KULONPROGO, iNews.id - Proyek pembangunan sisi airside bagian runway Bandara Baru Yogyakarta (NYIA) di pesisir selatan Kulonprogo, DIY terus dikebut. Landasan pacu yang memiliki panjang 3.200 meter dan lebar 60 meter itu masih dalam proses pemadatan.

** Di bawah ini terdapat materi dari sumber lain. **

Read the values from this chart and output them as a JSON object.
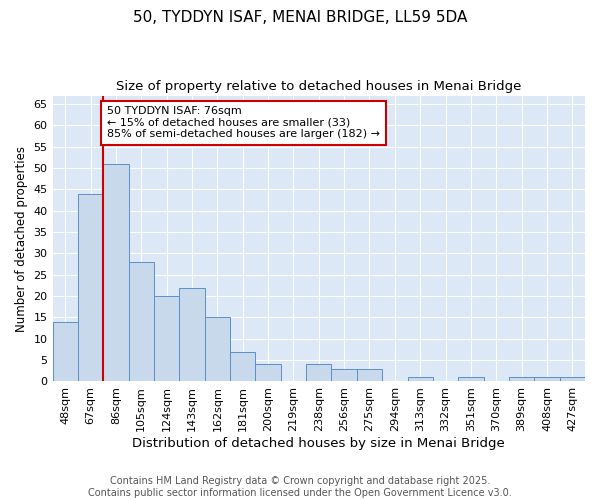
{
  "title1": "50, TYDDYN ISAF, MENAI BRIDGE, LL59 5DA",
  "title2": "Size of property relative to detached houses in Menai Bridge",
  "xlabel": "Distribution of detached houses by size in Menai Bridge",
  "ylabel": "Number of detached properties",
  "categories": [
    "48sqm",
    "67sqm",
    "86sqm",
    "105sqm",
    "124sqm",
    "143sqm",
    "162sqm",
    "181sqm",
    "200sqm",
    "219sqm",
    "238sqm",
    "256sqm",
    "275sqm",
    "294sqm",
    "313sqm",
    "332sqm",
    "351sqm",
    "370sqm",
    "389sqm",
    "408sqm",
    "427sqm"
  ],
  "values": [
    14,
    44,
    51,
    28,
    20,
    22,
    15,
    7,
    4,
    0,
    4,
    3,
    3,
    0,
    1,
    0,
    1,
    0,
    1,
    1,
    1
  ],
  "bar_color": "#c9d9ec",
  "bar_edge_color": "#5b8fc9",
  "vline_x": 1.5,
  "vline_color": "#cc0000",
  "annotation_text": "50 TYDDYN ISAF: 76sqm\n← 15% of detached houses are smaller (33)\n85% of semi-detached houses are larger (182) →",
  "annotation_box_color": "white",
  "annotation_box_edge": "#cc0000",
  "ylim": [
    0,
    67
  ],
  "yticks": [
    0,
    5,
    10,
    15,
    20,
    25,
    30,
    35,
    40,
    45,
    50,
    55,
    60,
    65
  ],
  "footnote": "Contains HM Land Registry data © Crown copyright and database right 2025.\nContains public sector information licensed under the Open Government Licence v3.0.",
  "title1_fontsize": 11,
  "title2_fontsize": 9.5,
  "xlabel_fontsize": 9.5,
  "ylabel_fontsize": 8.5,
  "tick_fontsize": 8,
  "annot_fontsize": 8,
  "footnote_fontsize": 7,
  "background_color": "#dce8f5"
}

Setelah selesai proses pemadatan lahan, selanjutnya runway akan ditinggikan tanahnya sebelum diaspal. Proses pekerjaan konstruksi tersebut akan dilaksanakan secara pararel mulai dari runway, taxi way, apron hingga terminal.

General Manager PT Angkasa Pura (AP) I Yogyakarta, Agus Pandu Purnama mengatakan, persentase progres pekerjaan pembangunan runway saat ini sudah mencapai 0,1033 persen tepatnya pada titik lokasi ujung landasan pacu. “Saat ini telah dilakukan timbunan landasan pacu (runway) sepanjang 2.000 m2 dengan presentase 22 persen,” katanya, Kamis (20/9/2018).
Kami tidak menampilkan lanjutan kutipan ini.